The defendant in error moves to quash the writ of error, because the matter in controversy is not of the value of $2,000. The motion is resisted, because the whole property which was recovered in the ejectment may be considered as involved in this motion; since each tenant may move separately for an award of restitution, on the supposition that the regularity of the proceedings, under the law by which the town was established and the lots sold, may be exam- [ * 249 ] ined. On this motion, the plaintiff in error has brought that subject into view, and has discussed it fully. But the court is of opinion that the question of title cannot be considered on this writ of error. The town of Falmouth was separated from the tract out of which it was taken, and this lot was sold before the suit was instituted; neither the trustees of the town nor the proprietors of the lot were parties to that ejectment. The motion to award restitution, therefore, involved nothing further than the lot to which the party prayed to be restored; and as that is not of the value of $2,000, the court has no jurisdiction. The writ of error is to be dismissed.

Writ of error dismissed for want of jurisdiction, it not appearing that the value of the premises in this suit is $2,000.

Konig v. Bayard. 1 P.

WILLIAM KONIG, who is an Alien, Plaintiff below, v. WILLIAM BAYARD, WILLIAM BAYARD, JR., ROBERT BAYARD, AND JACOB Le Roy, Citizens of the State of New York.

1 P. 250.

An acceptor, supra protest, for the honor of the indorser, may, on payment of the bill, recover of the indorser, though he accepted at the instance of the drawee, and as his agent, provided the indorser is not damnified by this indirect mode of proceeding on the part of the drawee.

THE case is stated in the opinion of the court.

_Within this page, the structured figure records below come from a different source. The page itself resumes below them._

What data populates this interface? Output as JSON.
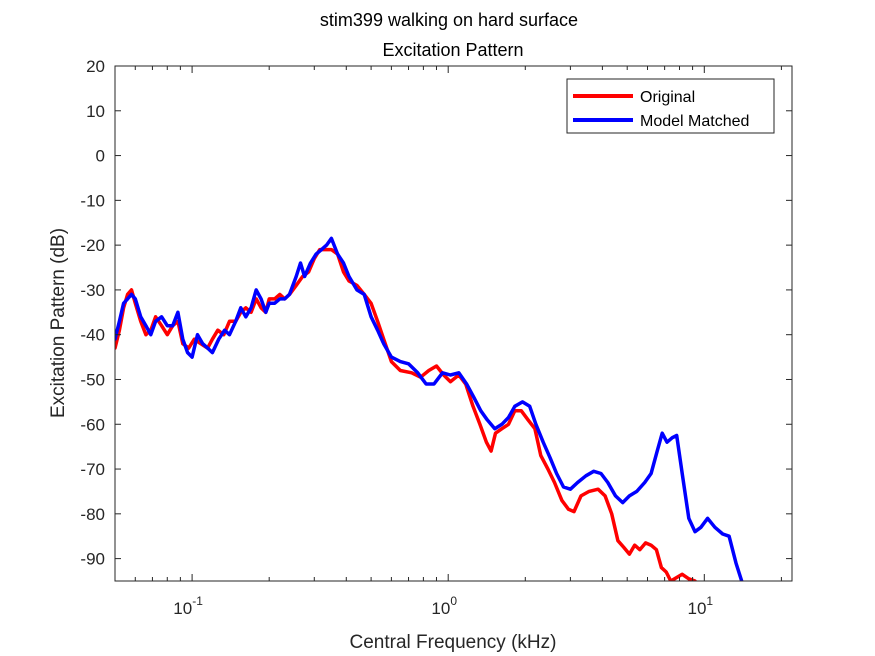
{
  "chart_data": {
    "type": "line",
    "title": "stim399 walking on hard surface",
    "subtitle": "Excitation Pattern",
    "xlabel": "Central Frequency (kHz)",
    "ylabel": "Excitation Pattern (dB)",
    "xscale": "log",
    "xlim": [
      0.05,
      22
    ],
    "ylim": [
      -95,
      20
    ],
    "x_ticks": [
      {
        "value": 0.1,
        "base": "10",
        "exp": "-1"
      },
      {
        "value": 1,
        "base": "10",
        "exp": "0"
      },
      {
        "value": 10,
        "base": "10",
        "exp": "1"
      }
    ],
    "y_ticks": [
      20,
      10,
      0,
      -10,
      -20,
      -30,
      -40,
      -50,
      -60,
      -70,
      -80,
      -90
    ],
    "grid": false,
    "legend_position": "top-right",
    "series": [
      {
        "name": "Original",
        "color": "#ff0000",
        "points": [
          [
            0.05,
            -43
          ],
          [
            0.052,
            -39
          ],
          [
            0.054,
            -34
          ],
          [
            0.056,
            -31
          ],
          [
            0.058,
            -30
          ],
          [
            0.06,
            -33
          ],
          [
            0.063,
            -37
          ],
          [
            0.066,
            -40
          ],
          [
            0.069,
            -39
          ],
          [
            0.072,
            -36
          ],
          [
            0.076,
            -38
          ],
          [
            0.08,
            -40
          ],
          [
            0.084,
            -38
          ],
          [
            0.088,
            -37
          ],
          [
            0.092,
            -42
          ],
          [
            0.097,
            -43
          ],
          [
            0.102,
            -41
          ],
          [
            0.108,
            -42
          ],
          [
            0.115,
            -43
          ],
          [
            0.12,
            -41
          ],
          [
            0.126,
            -39
          ],
          [
            0.133,
            -40
          ],
          [
            0.14,
            -37
          ],
          [
            0.148,
            -37
          ],
          [
            0.155,
            -35
          ],
          [
            0.162,
            -34
          ],
          [
            0.17,
            -35
          ],
          [
            0.178,
            -32
          ],
          [
            0.186,
            -34
          ],
          [
            0.194,
            -35
          ],
          [
            0.2,
            -32
          ],
          [
            0.21,
            -32
          ],
          [
            0.22,
            -31
          ],
          [
            0.23,
            -32
          ],
          [
            0.24,
            -31
          ],
          [
            0.255,
            -29
          ],
          [
            0.27,
            -27
          ],
          [
            0.285,
            -26
          ],
          [
            0.3,
            -23
          ],
          [
            0.315,
            -21
          ],
          [
            0.33,
            -21
          ],
          [
            0.35,
            -21
          ],
          [
            0.37,
            -22
          ],
          [
            0.39,
            -26
          ],
          [
            0.41,
            -28
          ],
          [
            0.44,
            -29
          ],
          [
            0.47,
            -31
          ],
          [
            0.5,
            -33
          ],
          [
            0.53,
            -37
          ],
          [
            0.56,
            -41
          ],
          [
            0.6,
            -46
          ],
          [
            0.65,
            -48
          ],
          [
            0.72,
            -48.5
          ],
          [
            0.78,
            -49.5
          ],
          [
            0.84,
            -48
          ],
          [
            0.9,
            -47
          ],
          [
            0.96,
            -49
          ],
          [
            1.02,
            -50.5
          ],
          [
            1.1,
            -49
          ],
          [
            1.17,
            -51
          ],
          [
            1.25,
            -56
          ],
          [
            1.33,
            -60
          ],
          [
            1.41,
            -64
          ],
          [
            1.47,
            -66
          ],
          [
            1.53,
            -62
          ],
          [
            1.62,
            -61
          ],
          [
            1.72,
            -60
          ],
          [
            1.82,
            -57
          ],
          [
            1.93,
            -57
          ],
          [
            2.05,
            -59
          ],
          [
            2.18,
            -61
          ],
          [
            2.3,
            -67
          ],
          [
            2.45,
            -70
          ],
          [
            2.6,
            -73
          ],
          [
            2.78,
            -77
          ],
          [
            2.95,
            -79
          ],
          [
            3.1,
            -79.5
          ],
          [
            3.3,
            -76
          ],
          [
            3.55,
            -75
          ],
          [
            3.85,
            -74.5
          ],
          [
            4.1,
            -76
          ],
          [
            4.35,
            -80
          ],
          [
            4.6,
            -86
          ],
          [
            4.85,
            -87.5
          ],
          [
            5.1,
            -89
          ],
          [
            5.35,
            -87
          ],
          [
            5.6,
            -88
          ],
          [
            5.9,
            -86.5
          ],
          [
            6.2,
            -87
          ],
          [
            6.5,
            -88
          ],
          [
            6.8,
            -92
          ],
          [
            7.1,
            -93
          ],
          [
            7.4,
            -95
          ],
          [
            8.2,
            -93.5
          ],
          [
            8.7,
            -94.5
          ],
          [
            9.2,
            -95
          ]
        ]
      },
      {
        "name": "Model Matched",
        "color": "#0000ff",
        "points": [
          [
            0.05,
            -41
          ],
          [
            0.052,
            -37
          ],
          [
            0.054,
            -33
          ],
          [
            0.056,
            -32
          ],
          [
            0.058,
            -31
          ],
          [
            0.06,
            -32
          ],
          [
            0.063,
            -36
          ],
          [
            0.066,
            -38
          ],
          [
            0.069,
            -40
          ],
          [
            0.072,
            -37
          ],
          [
            0.076,
            -36
          ],
          [
            0.08,
            -38
          ],
          [
            0.084,
            -38
          ],
          [
            0.088,
            -35
          ],
          [
            0.092,
            -41
          ],
          [
            0.096,
            -44
          ],
          [
            0.1,
            -45
          ],
          [
            0.105,
            -40
          ],
          [
            0.11,
            -42
          ],
          [
            0.115,
            -43
          ],
          [
            0.12,
            -44
          ],
          [
            0.127,
            -41
          ],
          [
            0.134,
            -39
          ],
          [
            0.14,
            -40
          ],
          [
            0.148,
            -37
          ],
          [
            0.155,
            -34
          ],
          [
            0.162,
            -36
          ],
          [
            0.17,
            -34
          ],
          [
            0.178,
            -30
          ],
          [
            0.186,
            -32
          ],
          [
            0.194,
            -35
          ],
          [
            0.2,
            -33
          ],
          [
            0.21,
            -33
          ],
          [
            0.22,
            -32
          ],
          [
            0.23,
            -32
          ],
          [
            0.24,
            -31
          ],
          [
            0.255,
            -27
          ],
          [
            0.265,
            -24
          ],
          [
            0.275,
            -27
          ],
          [
            0.29,
            -24
          ],
          [
            0.305,
            -22
          ],
          [
            0.32,
            -21
          ],
          [
            0.335,
            -20
          ],
          [
            0.35,
            -18.5
          ],
          [
            0.37,
            -22
          ],
          [
            0.39,
            -24
          ],
          [
            0.41,
            -27
          ],
          [
            0.44,
            -30
          ],
          [
            0.47,
            -31
          ],
          [
            0.5,
            -36
          ],
          [
            0.53,
            -39
          ],
          [
            0.56,
            -42
          ],
          [
            0.6,
            -45
          ],
          [
            0.65,
            -46
          ],
          [
            0.7,
            -46.5
          ],
          [
            0.76,
            -48.5
          ],
          [
            0.82,
            -51
          ],
          [
            0.88,
            -51
          ],
          [
            0.95,
            -48.5
          ],
          [
            1.02,
            -49
          ],
          [
            1.1,
            -48.5
          ],
          [
            1.18,
            -51
          ],
          [
            1.26,
            -54
          ],
          [
            1.34,
            -57
          ],
          [
            1.42,
            -59
          ],
          [
            1.52,
            -61
          ],
          [
            1.62,
            -60
          ],
          [
            1.72,
            -58.5
          ],
          [
            1.82,
            -56
          ],
          [
            1.95,
            -55
          ],
          [
            2.08,
            -56
          ],
          [
            2.2,
            -60
          ],
          [
            2.35,
            -64
          ],
          [
            2.5,
            -67.5
          ],
          [
            2.65,
            -71
          ],
          [
            2.82,
            -74
          ],
          [
            3.0,
            -74.5
          ],
          [
            3.2,
            -73
          ],
          [
            3.45,
            -71.5
          ],
          [
            3.7,
            -70.5
          ],
          [
            3.95,
            -71
          ],
          [
            4.2,
            -73
          ],
          [
            4.5,
            -76
          ],
          [
            4.8,
            -77.5
          ],
          [
            5.1,
            -76
          ],
          [
            5.45,
            -75
          ],
          [
            5.85,
            -73
          ],
          [
            6.2,
            -71
          ],
          [
            6.55,
            -66
          ],
          [
            6.85,
            -62
          ],
          [
            7.15,
            -64
          ],
          [
            7.5,
            -63
          ],
          [
            7.8,
            -62.5
          ],
          [
            8.2,
            -71
          ],
          [
            8.7,
            -81
          ],
          [
            9.2,
            -84
          ],
          [
            9.7,
            -83
          ],
          [
            10.3,
            -81
          ],
          [
            11.0,
            -83
          ],
          [
            11.8,
            -84.5
          ],
          [
            12.5,
            -85
          ],
          [
            13.3,
            -91
          ],
          [
            14.0,
            -95
          ]
        ]
      }
    ]
  }
}
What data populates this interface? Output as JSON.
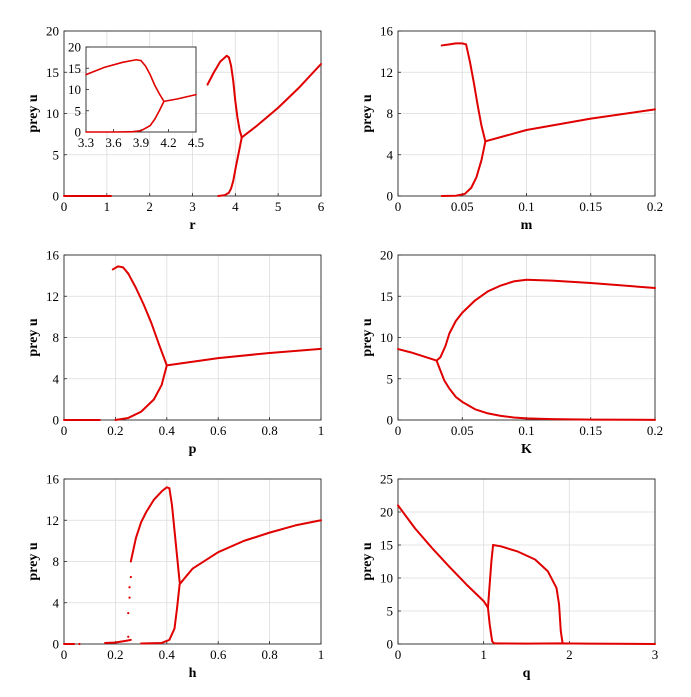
{
  "colors": {
    "series": "#e00000",
    "grid": "#dcdcdc",
    "axis": "#262626"
  },
  "chart_data": [
    {
      "id": "r",
      "type": "scatter",
      "xlabel": "r",
      "ylabel": "prey u",
      "xlim": [
        0,
        6
      ],
      "ylim": [
        0,
        20
      ],
      "xticks": [
        0,
        1,
        2,
        3,
        4,
        5,
        6
      ],
      "yticks": [
        0,
        5,
        10,
        15,
        20
      ],
      "grid": true,
      "segments": [
        {
          "x": [
            0,
            0.5,
            1.1
          ],
          "y": [
            0,
            0,
            0
          ]
        },
        {
          "x": [
            3.35,
            3.5,
            3.65,
            3.8,
            3.85
          ],
          "y": [
            13.5,
            15.0,
            16.3,
            17.0,
            16.8
          ]
        },
        {
          "x": [
            3.85,
            3.9,
            3.95,
            4.0,
            4.05,
            4.1,
            4.15
          ],
          "y": [
            16.8,
            15.8,
            14.0,
            11.5,
            9.5,
            8.0,
            7.1
          ]
        },
        {
          "x": [
            3.6,
            3.75,
            3.85,
            3.9,
            3.95,
            4.0,
            4.05,
            4.1,
            4.15
          ],
          "y": [
            0,
            0.1,
            0.4,
            0.9,
            1.8,
            3.2,
            4.5,
            5.8,
            7.1
          ]
        },
        {
          "x": [
            4.15,
            4.5,
            5.0,
            5.5,
            6.0
          ],
          "y": [
            7.1,
            8.5,
            10.7,
            13.2,
            16.0
          ]
        }
      ],
      "inset": {
        "xlim": [
          3.3,
          4.5
        ],
        "ylim": [
          0,
          20
        ],
        "xticks": [
          3.3,
          3.6,
          3.9,
          4.2,
          4.5
        ],
        "yticks": [
          0,
          5,
          10,
          15,
          20
        ],
        "segments": [
          {
            "x": [
              3.3,
              3.5,
              3.7,
              3.85,
              3.9
            ],
            "y": [
              13.5,
              15.2,
              16.4,
              17.0,
              16.8
            ]
          },
          {
            "x": [
              3.9,
              3.95,
              4.0,
              4.05,
              4.1,
              4.15
            ],
            "y": [
              16.8,
              15.5,
              13.5,
              11.0,
              9.0,
              7.2
            ]
          },
          {
            "x": [
              3.3,
              3.6,
              3.8,
              3.9,
              4.0,
              4.05,
              4.1,
              4.15
            ],
            "y": [
              0,
              0,
              0.05,
              0.3,
              1.5,
              3.0,
              5.0,
              7.2
            ]
          },
          {
            "x": [
              4.15,
              4.3,
              4.5
            ],
            "y": [
              7.2,
              7.8,
              8.8
            ]
          }
        ]
      }
    },
    {
      "id": "m",
      "type": "scatter",
      "xlabel": "m",
      "ylabel": "prey u",
      "xlim": [
        0,
        0.2
      ],
      "ylim": [
        0,
        16
      ],
      "xticks": [
        0,
        0.05,
        0.1,
        0.15,
        0.2
      ],
      "yticks": [
        0,
        4,
        8,
        12,
        16
      ],
      "grid": true,
      "segments": [
        {
          "x": [
            0.034,
            0.04,
            0.045,
            0.05,
            0.053
          ],
          "y": [
            14.6,
            14.7,
            14.8,
            14.8,
            14.7
          ]
        },
        {
          "x": [
            0.053,
            0.056,
            0.059,
            0.062,
            0.065,
            0.068
          ],
          "y": [
            14.7,
            13.0,
            11.0,
            8.8,
            6.8,
            5.3
          ]
        },
        {
          "x": [
            0.034,
            0.045,
            0.052,
            0.057,
            0.061,
            0.065,
            0.068
          ],
          "y": [
            0,
            0.02,
            0.2,
            0.8,
            1.8,
            3.5,
            5.3
          ]
        },
        {
          "x": [
            0.068,
            0.1,
            0.15,
            0.2
          ],
          "y": [
            5.3,
            6.4,
            7.5,
            8.4
          ]
        }
      ]
    },
    {
      "id": "p",
      "type": "scatter",
      "xlabel": "p",
      "ylabel": "prey u",
      "xlim": [
        0,
        1
      ],
      "ylim": [
        0,
        16
      ],
      "xticks": [
        0,
        0.2,
        0.4,
        0.6,
        0.8,
        1
      ],
      "yticks": [
        0,
        4,
        8,
        12,
        16
      ],
      "grid": true,
      "segments": [
        {
          "x": [
            0,
            0.08,
            0.14
          ],
          "y": [
            0,
            0,
            0
          ]
        },
        {
          "x": [
            0.19,
            0.21,
            0.23,
            0.25
          ],
          "y": [
            14.6,
            14.9,
            14.8,
            14.2
          ]
        },
        {
          "x": [
            0.25,
            0.28,
            0.31,
            0.34,
            0.37,
            0.4
          ],
          "y": [
            14.2,
            12.8,
            11.2,
            9.4,
            7.3,
            5.3
          ]
        },
        {
          "x": [
            0.2,
            0.25,
            0.3,
            0.35,
            0.38,
            0.4
          ],
          "y": [
            0,
            0.2,
            0.8,
            2.0,
            3.4,
            5.3
          ]
        },
        {
          "x": [
            0.4,
            0.6,
            0.8,
            1.0
          ],
          "y": [
            5.3,
            6.0,
            6.5,
            6.9
          ]
        }
      ]
    },
    {
      "id": "K",
      "type": "scatter",
      "xlabel": "K",
      "ylabel": "prey u",
      "xlim": [
        0,
        0.2
      ],
      "ylim": [
        0,
        20
      ],
      "xticks": [
        0,
        0.05,
        0.1,
        0.15,
        0.2
      ],
      "yticks": [
        0,
        5,
        10,
        15,
        20
      ],
      "grid": true,
      "segments": [
        {
          "x": [
            0,
            0.01,
            0.02,
            0.03
          ],
          "y": [
            8.6,
            8.2,
            7.7,
            7.2
          ]
        },
        {
          "x": [
            0.03,
            0.033,
            0.037,
            0.04,
            0.045,
            0.05,
            0.06,
            0.07,
            0.08,
            0.09,
            0.1,
            0.12,
            0.15,
            0.2
          ],
          "y": [
            7.2,
            7.6,
            9.0,
            10.5,
            12.0,
            13.0,
            14.5,
            15.6,
            16.3,
            16.8,
            17.0,
            16.9,
            16.6,
            16.0
          ]
        },
        {
          "x": [
            0.03,
            0.033,
            0.036,
            0.04,
            0.045,
            0.05,
            0.06,
            0.07,
            0.08,
            0.09,
            0.1,
            0.12,
            0.15,
            0.2
          ],
          "y": [
            7.2,
            6.0,
            4.8,
            3.8,
            2.8,
            2.2,
            1.3,
            0.8,
            0.5,
            0.3,
            0.2,
            0.1,
            0.05,
            0.02
          ]
        }
      ]
    },
    {
      "id": "h",
      "type": "scatter",
      "xlabel": "h",
      "ylabel": "prey u",
      "xlim": [
        0,
        1
      ],
      "ylim": [
        0,
        16
      ],
      "xticks": [
        0,
        0.2,
        0.4,
        0.6,
        0.8,
        1
      ],
      "yticks": [
        0,
        4,
        8,
        12,
        16
      ],
      "grid": true,
      "segments": [
        {
          "x": [
            0,
            0.04
          ],
          "y": [
            0,
            0
          ]
        },
        {
          "x": [
            0.16,
            0.2,
            0.24,
            0.26
          ],
          "y": [
            0.1,
            0.15,
            0.3,
            0.4
          ]
        },
        {
          "x": [
            0.26,
            0.28,
            0.3,
            0.32,
            0.35,
            0.38,
            0.4,
            0.41
          ],
          "y": [
            8.0,
            10.3,
            11.8,
            12.8,
            14.0,
            14.8,
            15.2,
            15.1
          ]
        },
        {
          "x": [
            0.41,
            0.42,
            0.43,
            0.44,
            0.45
          ],
          "y": [
            15.1,
            13.5,
            11.0,
            8.5,
            6.0
          ]
        },
        {
          "x": [
            0.3,
            0.38,
            0.41,
            0.43,
            0.44,
            0.45
          ],
          "y": [
            0.05,
            0.1,
            0.4,
            1.5,
            3.5,
            5.8
          ]
        },
        {
          "x": [
            0.45,
            0.5,
            0.6,
            0.7,
            0.8,
            0.9,
            1.0
          ],
          "y": [
            5.8,
            7.3,
            8.9,
            10.0,
            10.8,
            11.5,
            12.0
          ]
        }
      ],
      "points": {
        "x": [
          0.06,
          0.25,
          0.25,
          0.255,
          0.255,
          0.26
        ],
        "y": [
          0,
          0.7,
          3.0,
          4.5,
          5.5,
          6.5
        ]
      }
    },
    {
      "id": "q",
      "type": "scatter",
      "xlabel": "q",
      "ylabel": "prey u",
      "xlim": [
        0,
        3
      ],
      "ylim": [
        0,
        25
      ],
      "xticks": [
        0,
        1,
        2,
        3
      ],
      "yticks": [
        0,
        5,
        10,
        15,
        20,
        25
      ],
      "grid": true,
      "segments": [
        {
          "x": [
            0,
            0.2,
            0.4,
            0.6,
            0.8,
            1.0,
            1.05
          ],
          "y": [
            21,
            17.5,
            14.5,
            11.7,
            9.0,
            6.5,
            5.5
          ]
        },
        {
          "x": [
            1.05,
            1.07,
            1.09,
            1.1,
            1.12
          ],
          "y": [
            5.5,
            3.0,
            1.2,
            0.4,
            0.1
          ]
        },
        {
          "x": [
            1.05,
            1.07,
            1.09,
            1.11
          ],
          "y": [
            5.5,
            9.0,
            12.5,
            15.0
          ]
        },
        {
          "x": [
            1.11,
            1.2,
            1.4,
            1.6,
            1.75,
            1.85,
            1.88
          ],
          "y": [
            15.0,
            14.8,
            14.0,
            12.8,
            11.0,
            8.5,
            6.0
          ]
        },
        {
          "x": [
            1.88,
            1.9,
            1.92
          ],
          "y": [
            6.0,
            2.0,
            0.2
          ]
        },
        {
          "x": [
            1.12,
            1.5,
            1.9,
            2.2,
            3.0
          ],
          "y": [
            0.1,
            0.05,
            0.1,
            0.05,
            0
          ]
        }
      ]
    }
  ]
}
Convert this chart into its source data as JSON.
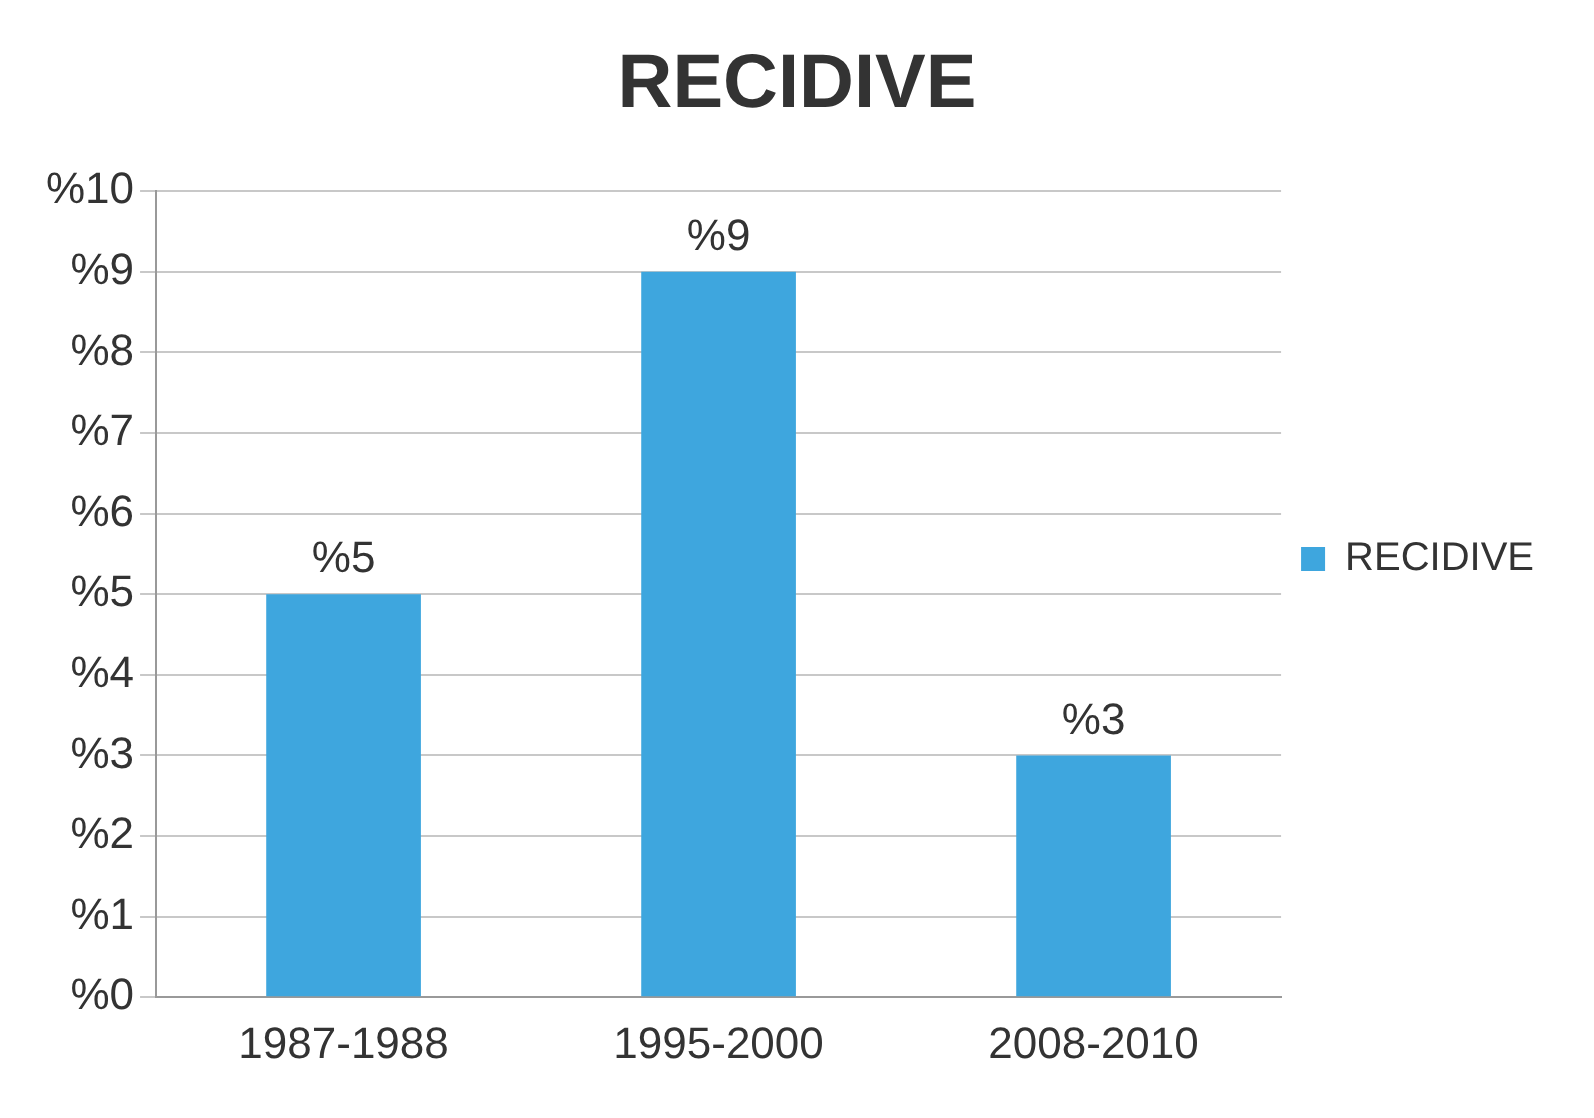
{
  "chart_data": {
    "type": "bar",
    "title": "RECIDIVE",
    "categories": [
      "1987-1988",
      "1995-2000",
      "2008-2010"
    ],
    "series": [
      {
        "name": "RECIDIVE",
        "color": "#3ea6de",
        "values": [
          5,
          9,
          3
        ],
        "value_labels": [
          "%5",
          "%9",
          "%3"
        ]
      }
    ],
    "ylim": [
      0,
      10
    ],
    "yticks": [
      {
        "value": 0,
        "label": "%0"
      },
      {
        "value": 1,
        "label": "%1"
      },
      {
        "value": 2,
        "label": "%2"
      },
      {
        "value": 3,
        "label": "%3"
      },
      {
        "value": 4,
        "label": "%4"
      },
      {
        "value": 5,
        "label": "%5"
      },
      {
        "value": 6,
        "label": "%6"
      },
      {
        "value": 7,
        "label": "%7"
      },
      {
        "value": 8,
        "label": "%8"
      },
      {
        "value": 9,
        "label": "%9"
      },
      {
        "value": 10,
        "label": "%10"
      }
    ],
    "grid": "y",
    "legend": "right"
  }
}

Webster and Hoffman, for the plaintiffs.

D. B. Ogden and Oakley, contrà.

*

MARSHALL, C. J., delivered the opinion of the court. [* 261] This suit was brought in the court of the United States for the second circuit and district of New York, on a bill of exchange, drawn by John C. Delprat, of Baltimore, on Messrs. N. and J. and R. Van Staphorst, of Amsterdam, in favor of Le Roy, Bayard, and Co., of New York, and indorsed by them. The bill was regularly presented and protested, after which it was accepted and paid by the plaintiff, for the honor of the defendants. The jury found a verdict for the plaintiff, subject to the opinion of the court, on a case stated by the parties. The judges of the circuit court were divided in opinion on the following points:

1. Whether the letters offered in evidence by the defendants, and objected to, ought to have been admitted.

2. Whether the plaintiff had a right, under the circumstances, to accept and pay the bill in question, under protest, for the honor of the defendants, and is entitled to recover the amount, with charges and interest.

The first question is understood to be waived. It is a question which was decided by the court at the trial, and could not arise after verdict, unless a motion had been made for a new trial.

The second requires an examination of the case stated by counsel. The bill was transmitted by Le Roy, Bayard, and Co., to Messrs. Rougemont and Behrends, of London, to have it presented for acceptance, who inclosed it to the plaintiff in a letter, from which the following is an extract: "We beg you to have the inclosed accepted; 1st, of fl. 21,500, 60 days, on N. and J. and R. Van Staphorst, and hold the same to the disposal of 2d, 3d, and 4th. You will oblige me by mentioning the day of acceptance, and in case of refusal, you will have the bill protested."